L’idée était donc « Venise en pénichette ». Bon, d’accord le mot est désuet et c’est notre amie Caroline qui, se moquant gentiment de nos enthousiasmes enfantins, l’a imposé… comme nous eûmes autrefois « le camion » pour le camping-car. En fait de pénichette point, mais des « vedettes fluviales », ce qui est quelque peu pompeux avouons-le. Alors va pour la pénichette, qui n’a en fait rien d’un bateau lourd et plat mais qui présente toutes les caractéristiques requises d’une aérodynamique absolument hors de propos, puisqu’on ne peut pas dépasser les 8km heure. Venise en pénichette c’est abominablement ruineux et avant de se lancer dans une aventure susceptible de nous coûter le prix d’un long séjour en 5 étoiles luxe dans un des lieux les plus selects de la planète, nous avons voulu vérifier d’abord que ce type de tourisme était, au moins agréable.

samedi 16 juin 2007

Un Week-End sur le Canal du Midi : L'embarquement

Les sites de locations de bateaux fourmillent sur le net, et il y a eu d’abord une longue étude comparative des différents loueurs, de leurs embarcations, du confort de chacune, de leurs tarifs ensuite. Le hasard conjugué des promotions et des supputations sur le temps probable, qui, vous le savez, est infect depuis des mois, nous a dirigés vers Bram, près de Carcassonne. Petite base modeste, où nous sommes arrivés un jeudi en fin d’après-midi pour nous offrir un week-end prolongé. Embarquement de sacs de bouffe et autres équipements inspirés des vacances en camping-car, où il faut penser à tout, du rouleau de Sopalin au pain à cuire, en passant par les torchons et autre vinaigrette en bouteille, tant il est vrai qu’il manque toujours quelque chose d’aussi indispensable qu’une éponge pour faire la vaisselle.
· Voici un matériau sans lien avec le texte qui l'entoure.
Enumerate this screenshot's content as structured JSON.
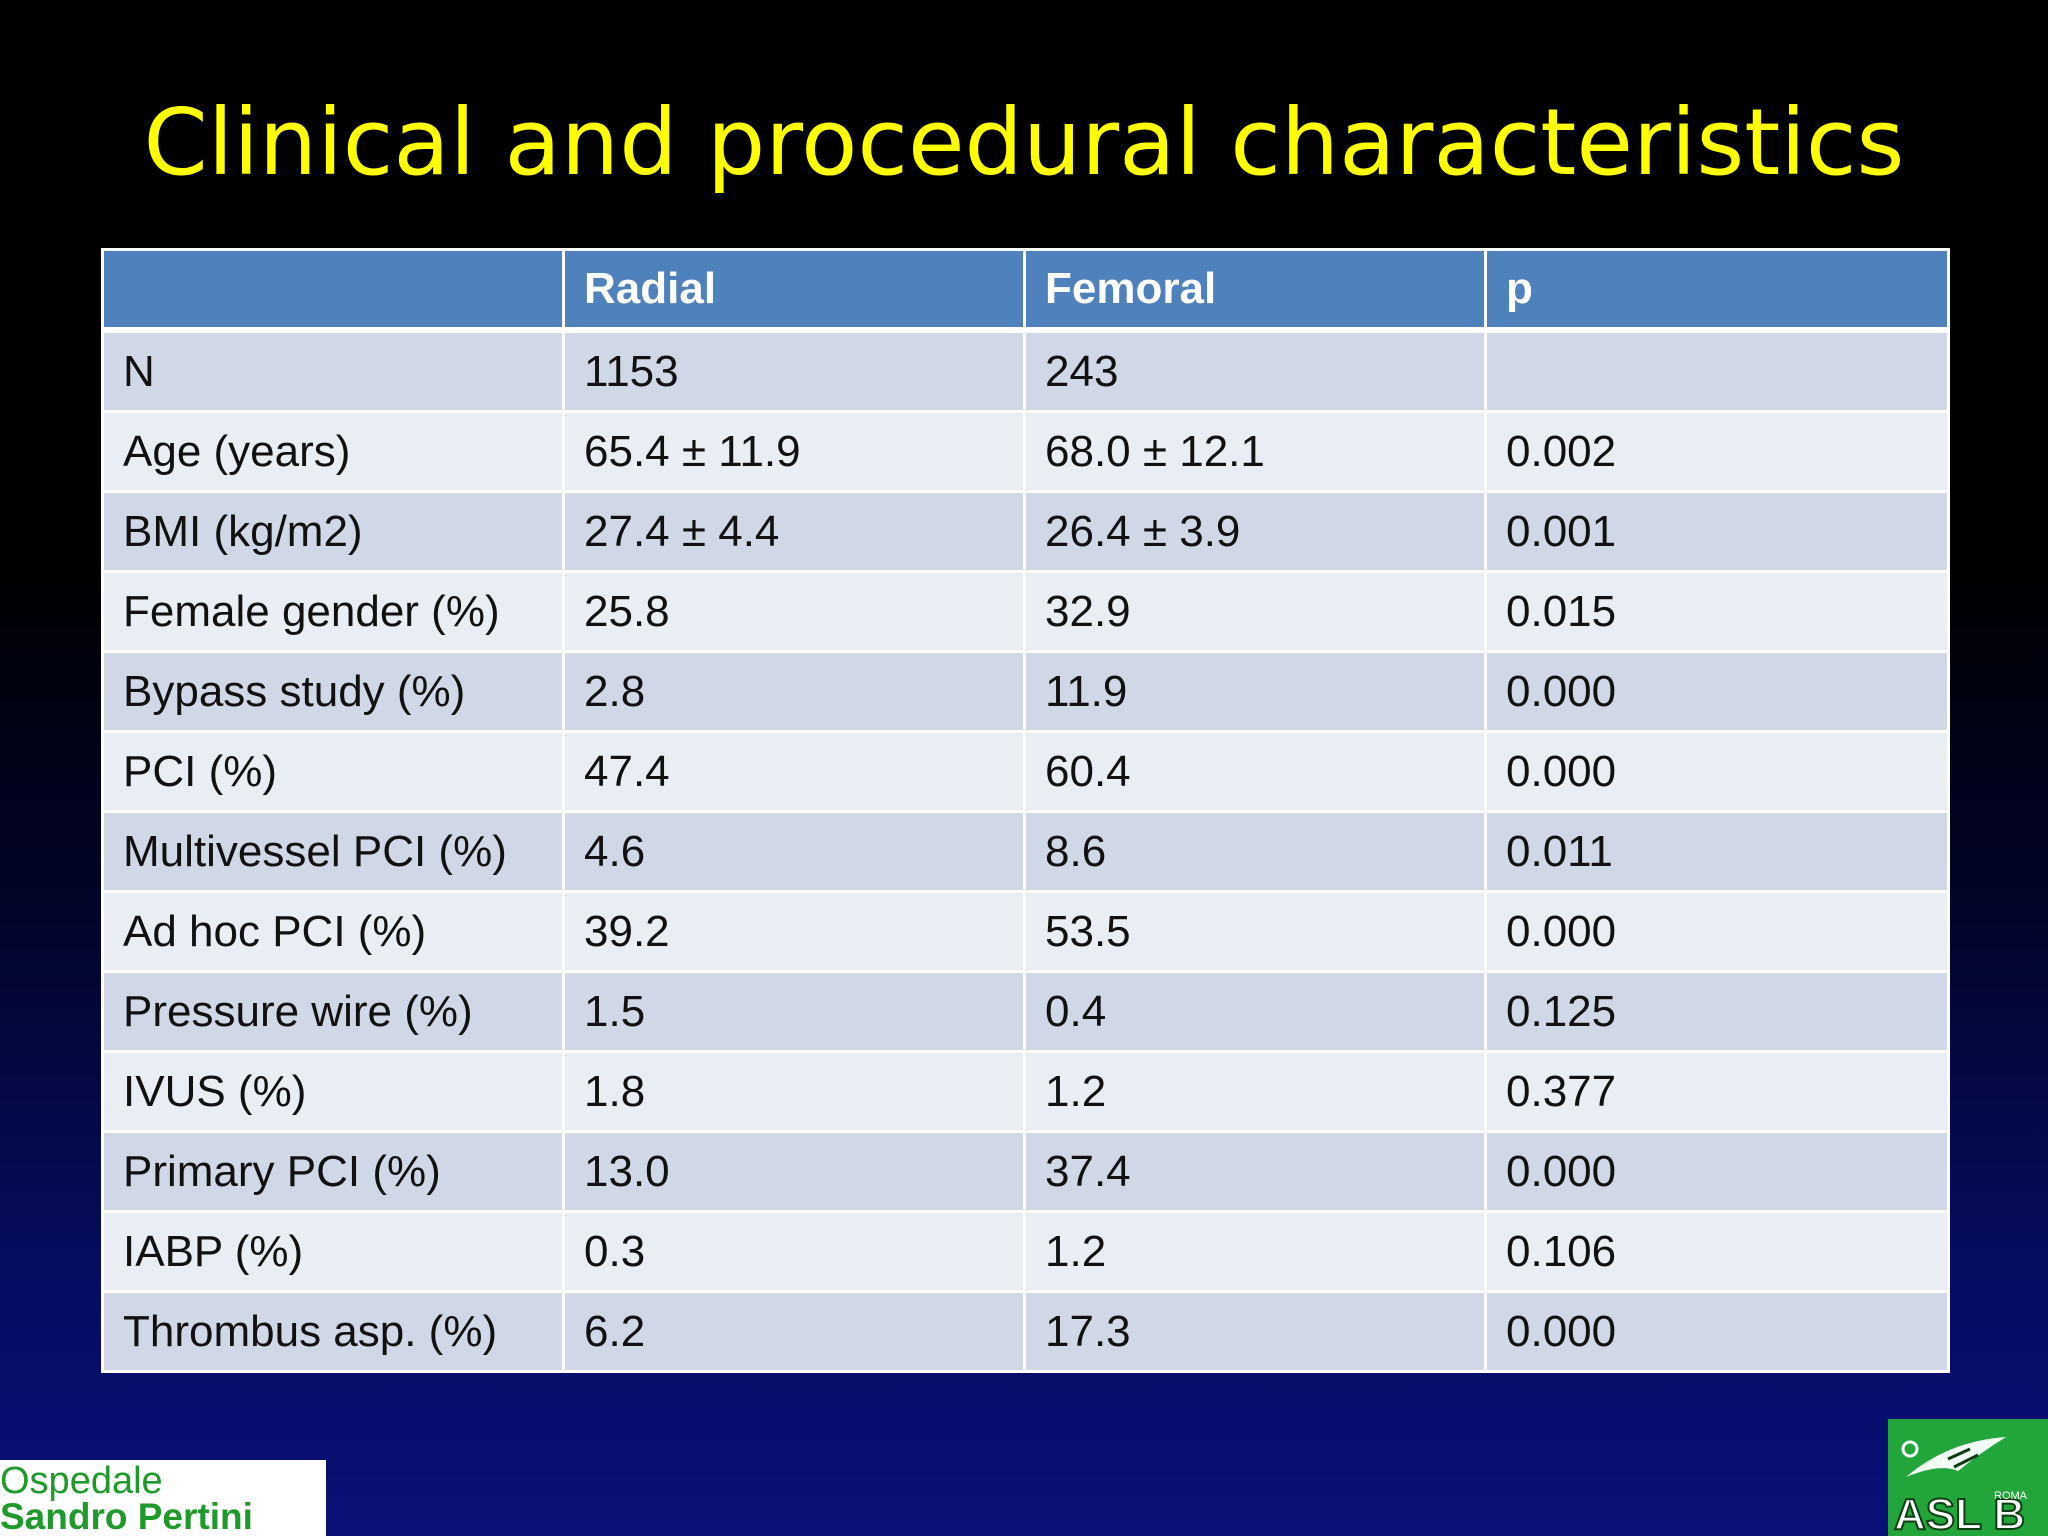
{
  "slide": {
    "title": "Clinical and procedural characteristics"
  },
  "table": {
    "headers": [
      "",
      "Radial",
      "Femoral",
      "p"
    ],
    "rows": [
      [
        "N",
        "1153",
        "243",
        ""
      ],
      [
        "Age (years)",
        "65.4 ± 11.9",
        "68.0 ± 12.1",
        "0.002"
      ],
      [
        "BMI (kg/m2)",
        "27.4 ± 4.4",
        "26.4 ± 3.9",
        "0.001"
      ],
      [
        "Female gender (%)",
        "25.8",
        "32.9",
        "0.015"
      ],
      [
        "Bypass study (%)",
        "2.8",
        "11.9",
        "0.000"
      ],
      [
        "PCI (%)",
        "47.4",
        "60.4",
        "0.000"
      ],
      [
        "Multivessel PCI (%)",
        "4.6",
        "8.6",
        "0.011"
      ],
      [
        "Ad hoc PCI (%)",
        "39.2",
        "53.5",
        "0.000"
      ],
      [
        "Pressure wire (%)",
        "1.5",
        "0.4",
        "0.125"
      ],
      [
        "IVUS (%)",
        "1.8",
        "1.2",
        "0.377"
      ],
      [
        "Primary PCI (%)",
        "13.0",
        "37.4",
        "0.000"
      ],
      [
        "IABP (%)",
        "0.3",
        "1.2",
        "0.106"
      ],
      [
        "Thrombus asp. (%)",
        "6.2",
        "17.3",
        "0.000"
      ]
    ]
  },
  "footer": {
    "hospital_logo_line1": "Ospedale",
    "hospital_logo_line2": "Sandro Pertini",
    "asl_logo_text": "ASL B",
    "asl_logo_small": "ROMA"
  },
  "colors": {
    "title": "#ffff00",
    "header_bg": "#4f81bd",
    "row_odd": "#d0d8e8",
    "row_even": "#e9edf4",
    "logo_green": "#1e9a2a"
  }
}
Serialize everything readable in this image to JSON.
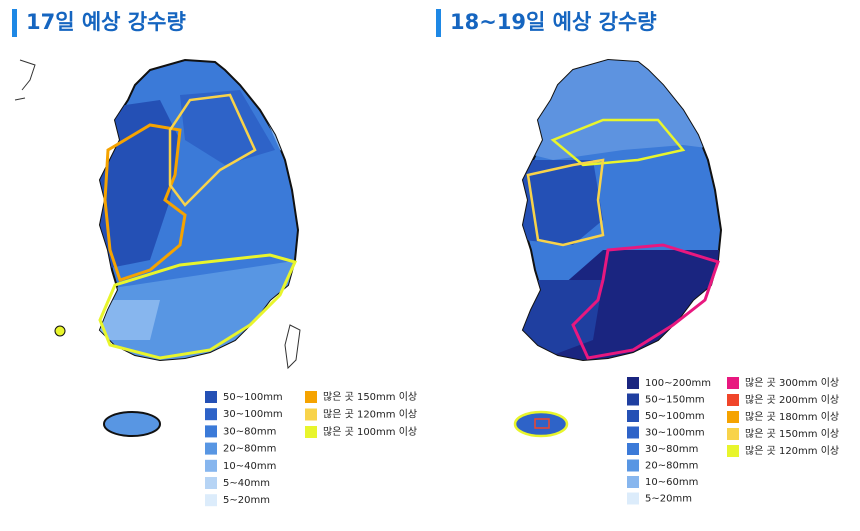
{
  "panels": [
    {
      "title": "17일 예상 강수량",
      "legend": [
        {
          "label": "50~100mm",
          "color": "#2450b5"
        },
        {
          "label": "30~100mm",
          "color": "#2e63c8"
        },
        {
          "label": "30~80mm",
          "color": "#3b7ad8"
        },
        {
          "label": "20~80mm",
          "color": "#5896e3"
        },
        {
          "label": "10~40mm",
          "color": "#87b6ee"
        },
        {
          "label": "5~40mm",
          "color": "#b6d4f5"
        },
        {
          "label": "5~20mm",
          "color": "#dcecfb"
        }
      ],
      "highlight_legend": [
        {
          "label": "많은 곳 150mm 이상",
          "color": "#f5a300"
        },
        {
          "label": "많은 곳 120mm 이상",
          "color": "#f8d34a"
        },
        {
          "label": "많은 곳 100mm 이상",
          "color": "#e8f52c"
        }
      ]
    },
    {
      "title": "18~19일 예상 강수량",
      "legend": [
        {
          "label": "100~200mm",
          "color": "#1a2580"
        },
        {
          "label": "50~150mm",
          "color": "#1f3fa0"
        },
        {
          "label": "50~100mm",
          "color": "#2450b5"
        },
        {
          "label": "30~100mm",
          "color": "#2e63c8"
        },
        {
          "label": "30~80mm",
          "color": "#3b7ad8"
        },
        {
          "label": "20~80mm",
          "color": "#5896e3"
        },
        {
          "label": "10~60mm",
          "color": "#87b6ee"
        },
        {
          "label": "5~20mm",
          "color": "#dcecfb"
        }
      ],
      "highlight_legend": [
        {
          "label": "많은 곳 300mm 이상",
          "color": "#e8187f"
        },
        {
          "label": "많은 곳 200mm 이상",
          "color": "#f0452a"
        },
        {
          "label": "많은 곳 180mm 이상",
          "color": "#f5a300"
        },
        {
          "label": "많은 곳 150mm 이상",
          "color": "#f8d34a"
        },
        {
          "label": "많은 곳 120mm 이상",
          "color": "#e8f52c"
        }
      ]
    }
  ]
}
Et pourtant les bateaux sont loués équipés et le premier travail qu’on vous confie, enfin dont on charge Madame (allez savoir pourquoi ??) pendant que Monsieur apprend le maniement du bateau, c’est de compter les petites cuillères. Inventaire complet puisque tout est prévu, même le vase pour accueillir le bouquet champêtre que Monsieur ne manquera pas de vous ramener lors d’une de ses escapades sur les chemins de halage. Parfait l’équipement du bateau, allez savoir pourquoi Madame s’est mal acquittée de sa tache d’inventaire et pour quelle obscure raison il n’y avait plus que 2 fourchettes lors du premier repas. Donc, Madame range et compte tandis que Monsieur s’entraîne à faire des demis tours sur place, à accoster par l’avant et essaie de retenir toutes les instructions de son conseiller technique. Un technicien, cela donne bien un conseiller technique, non ? Comptez 2 bonnes heures d’apprentissage, de rangements et de manipulations en tous genres, et vogue la galère…


Oh c'est vrai que ce n’est pas trop compliqué, mais le premier soir, il commence à faire sombre, et nous nous arrêtons avant la première écluse pour tester tous seuls le premier accostage par l’avant, enfoncer les piquets sur le bord du chemin, s’emmêler dans des nœuds maladroits et profiter de notre première soirée sur l’eau. La ligne de chemin de fer est proche (et le sera tout le long du parcours) mais bon, on ne va pas jouer les rabat-joie, les trains s’espacent avec l’arrivée du soir et la halte sera agréable.